La Presse Anarchiste

Les pensées d’Exosthène

Exos­thène ne pen­sait pas que le paci­fisme put être seule­ment article d’ex­por­ta­tion. Sous cette forme, le « paci­fisme » lui parais­sait incom­plet, muti­lé, déce­vant. Com­ment la guerre pour­rait-elle ces­ser entre les nations si elle règne entre indi­vi­dus — spé­cia­le­ment entre membres d’un même groupe, d’une même famille d’é­lec­tion, entre amis ? Il n’a­vait jamais ces­sé de croire que toute refonte d’une tota­li­té sociale doit com­men­cer par l’u­ni­té.
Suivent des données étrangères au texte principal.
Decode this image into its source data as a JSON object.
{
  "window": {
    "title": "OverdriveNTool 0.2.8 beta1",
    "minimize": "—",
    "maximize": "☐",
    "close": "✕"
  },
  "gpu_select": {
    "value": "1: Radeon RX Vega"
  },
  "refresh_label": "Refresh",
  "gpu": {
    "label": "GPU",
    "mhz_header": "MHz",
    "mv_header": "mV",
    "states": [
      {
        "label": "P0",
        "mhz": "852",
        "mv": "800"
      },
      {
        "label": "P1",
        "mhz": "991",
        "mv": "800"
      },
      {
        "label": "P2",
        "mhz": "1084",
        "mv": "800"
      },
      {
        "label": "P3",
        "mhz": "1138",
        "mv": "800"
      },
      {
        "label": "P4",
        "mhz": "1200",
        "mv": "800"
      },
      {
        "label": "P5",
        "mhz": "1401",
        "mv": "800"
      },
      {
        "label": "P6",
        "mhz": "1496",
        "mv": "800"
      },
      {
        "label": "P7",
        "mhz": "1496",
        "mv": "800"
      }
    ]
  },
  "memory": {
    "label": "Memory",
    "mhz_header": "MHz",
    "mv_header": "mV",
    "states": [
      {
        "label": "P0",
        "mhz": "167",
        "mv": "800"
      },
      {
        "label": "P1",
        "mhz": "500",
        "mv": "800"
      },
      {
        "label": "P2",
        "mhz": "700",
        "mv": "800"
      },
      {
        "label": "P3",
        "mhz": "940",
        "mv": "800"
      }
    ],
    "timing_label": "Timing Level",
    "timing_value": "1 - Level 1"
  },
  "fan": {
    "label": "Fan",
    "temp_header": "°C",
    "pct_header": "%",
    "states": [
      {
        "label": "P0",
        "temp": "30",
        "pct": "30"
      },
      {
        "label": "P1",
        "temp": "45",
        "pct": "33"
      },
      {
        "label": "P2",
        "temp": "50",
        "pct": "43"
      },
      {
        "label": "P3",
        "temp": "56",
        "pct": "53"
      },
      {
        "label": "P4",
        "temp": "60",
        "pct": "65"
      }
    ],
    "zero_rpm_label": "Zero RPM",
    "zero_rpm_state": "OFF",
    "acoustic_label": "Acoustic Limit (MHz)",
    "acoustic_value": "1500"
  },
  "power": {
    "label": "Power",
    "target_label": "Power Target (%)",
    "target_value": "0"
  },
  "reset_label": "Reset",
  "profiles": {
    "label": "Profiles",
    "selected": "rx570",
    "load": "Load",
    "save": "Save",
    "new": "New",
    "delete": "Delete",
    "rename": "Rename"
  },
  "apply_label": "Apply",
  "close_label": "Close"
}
Les évé­ne­ments, d’ailleurs, lui avaient don­né rai­son. La guerre exis­te­rait-elle s’il y avait fusion des races, contrats d’a­mi­tié ou d’al­liance entre êtres appar­te­nant à des nations ou pays dif­fé­rents ? La guerre n’est et ne sera que parce qu’en pre­mier lieu, entre indi­vi­dus appa­rem­ment unis par leurs inté­rêts maté­riels ou affec­tifs, il existe des fron­tières. Sup­pri­mez d’a­bord ces fron­tières-là avant de son­ger à la sup­pres­sion des autres frontières.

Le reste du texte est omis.